Но в этот раз бумага как будто жгла ему пальцы, пока он складывал чертежи в потайное отделение. Гоззо боролся с желанием скомкать их и затолкать как придётся, чего никогда бы не позволил себе прежде. Он злился на всё вокруг, а на самом деле, конечно же, на себя. В первую очередь за то, что позволил втянуть себя в такое.

Гоззо отлично понимал, что сейчас запахло уже не виселицей, а четвертованием. Медленным расчленением. Разрыванием конями. Гоззо не был любителем подобного рода зрелищ, но на паре казней в месяц присутствовал, иначе контрразведчики с завода, у которых были глаза и уши всюду, взяли бы его на заметку. И сейчас воображение ярко рисовало ему картину медленно шагающих некронконструктов, которые, подчиняясь командам погонщика, делают один неторопливый шаг за другим. А крепкие верёвки, привязанные к рукам и ногам Гоззо, натягиваются всё сильнее. Его кости трещат, мышцы разрываются от нестерпимой боли. Он словно наяву почувствовал её, и его затрясло.

Гоззо едва не выронил последние листы, но справился с собой. Даже сумел невероятным усилием воли, какого просто не ожидал от себя, вернуться на рабочее место и даже что-то сделать до конца дня.

И вот теперь он шагал к проходной, обливаясь ледяным потом, а кожаный бювар жёг ему пальцы.

Гоззо содрогался от каждого брошенного на него взгляда. Ему казалось, что все вокруг знают о содержимом бювара, и на проходной его обязательно схватят. А может там уже ждут копфъягеры. Ему хотелось выкинуть проклятый бювар и бежать, бежать без оглядки. И то, что он находится на отгороженной от города высокой кирпичной стеной территории завода, Гоззо ничуть не смущало.

Однако на проходной дежурил знакомый Гоззо, немолодой ландверьер7с говорящим прозвищем Думкопф8. Он тщательно проверил документы Гоззо, хотя знал того в лицо, попросил открыть бювар.
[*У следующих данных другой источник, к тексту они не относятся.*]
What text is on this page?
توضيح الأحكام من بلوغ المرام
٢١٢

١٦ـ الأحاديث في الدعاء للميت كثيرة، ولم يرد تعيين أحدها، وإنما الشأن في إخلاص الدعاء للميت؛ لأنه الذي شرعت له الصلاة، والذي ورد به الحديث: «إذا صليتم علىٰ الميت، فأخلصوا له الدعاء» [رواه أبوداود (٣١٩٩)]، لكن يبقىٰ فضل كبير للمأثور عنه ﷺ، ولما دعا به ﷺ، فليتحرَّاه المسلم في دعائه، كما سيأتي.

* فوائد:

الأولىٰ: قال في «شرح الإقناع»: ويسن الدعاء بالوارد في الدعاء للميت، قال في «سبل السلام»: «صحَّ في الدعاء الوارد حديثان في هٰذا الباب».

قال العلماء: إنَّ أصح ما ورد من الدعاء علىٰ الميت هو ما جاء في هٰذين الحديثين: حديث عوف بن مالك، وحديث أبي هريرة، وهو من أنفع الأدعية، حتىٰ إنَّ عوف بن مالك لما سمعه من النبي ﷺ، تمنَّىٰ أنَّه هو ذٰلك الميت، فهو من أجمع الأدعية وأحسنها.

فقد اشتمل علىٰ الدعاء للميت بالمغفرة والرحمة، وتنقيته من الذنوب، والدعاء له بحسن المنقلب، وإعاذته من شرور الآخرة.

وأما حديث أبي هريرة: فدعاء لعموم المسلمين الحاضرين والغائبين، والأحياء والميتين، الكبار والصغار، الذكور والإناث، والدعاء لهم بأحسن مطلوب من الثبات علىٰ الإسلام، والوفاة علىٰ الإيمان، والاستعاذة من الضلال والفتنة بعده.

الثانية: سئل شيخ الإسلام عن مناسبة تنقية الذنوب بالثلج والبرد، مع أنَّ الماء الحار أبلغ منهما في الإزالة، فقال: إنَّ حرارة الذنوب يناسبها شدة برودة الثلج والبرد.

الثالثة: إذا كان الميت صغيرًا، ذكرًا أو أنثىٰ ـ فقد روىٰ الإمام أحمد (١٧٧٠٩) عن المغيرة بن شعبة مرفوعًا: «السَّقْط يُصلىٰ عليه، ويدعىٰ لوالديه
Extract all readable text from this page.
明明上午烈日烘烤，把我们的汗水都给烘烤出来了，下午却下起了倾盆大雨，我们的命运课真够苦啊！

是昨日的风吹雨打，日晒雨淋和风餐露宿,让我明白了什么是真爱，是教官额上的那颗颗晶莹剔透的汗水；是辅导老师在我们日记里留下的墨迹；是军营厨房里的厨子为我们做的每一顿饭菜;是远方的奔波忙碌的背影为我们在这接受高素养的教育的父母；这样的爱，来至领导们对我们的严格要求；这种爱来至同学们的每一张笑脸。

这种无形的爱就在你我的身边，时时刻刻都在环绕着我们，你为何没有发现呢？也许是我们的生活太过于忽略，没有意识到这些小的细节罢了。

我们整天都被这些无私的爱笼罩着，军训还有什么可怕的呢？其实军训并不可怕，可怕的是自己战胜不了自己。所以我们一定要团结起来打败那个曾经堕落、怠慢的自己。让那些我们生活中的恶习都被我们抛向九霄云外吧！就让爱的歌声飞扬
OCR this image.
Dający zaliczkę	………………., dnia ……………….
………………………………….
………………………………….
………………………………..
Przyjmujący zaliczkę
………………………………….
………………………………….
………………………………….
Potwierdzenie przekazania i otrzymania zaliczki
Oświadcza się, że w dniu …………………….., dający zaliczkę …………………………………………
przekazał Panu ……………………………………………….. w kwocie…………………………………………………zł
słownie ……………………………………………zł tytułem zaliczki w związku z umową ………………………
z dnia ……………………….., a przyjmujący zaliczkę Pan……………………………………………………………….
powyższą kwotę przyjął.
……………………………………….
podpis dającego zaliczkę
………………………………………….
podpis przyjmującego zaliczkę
В тот момент, когда Думкопф сунул в его кожаное нутро свой длинный нос, Гоззо едва удар не хватил. Однако часовой удовлетворился осмотром, и вернул инженеру бювар и документы. Гоззо тут же поспешил покинуть проходную.

Он почти бегом добрался до станции омнибуса,9 который покатил его к конспиративной квартире, где он должен был передать бювар Гюнтеру. Казалось бы, ничего сложного – главное сделано, он покинул завод. Осталась сущая мелочь, но человек предполагает, а Фрауут располагает.

Божество Обмана легко играет судьбами людей, и ему нет никакой разницы кто это -гроссмаршалили такой вот маленький человек, как Гоззо. Все они для него лишь фишки на игральной доске. Пожелает, смахнёт в корзину, захочет – двинет на клетку, где тот вознесётся так, как и не мечтал. И всё же мало кто в Весторне желал, чтобы коварный и изменчивый Фрауут обратил на него своё внимание.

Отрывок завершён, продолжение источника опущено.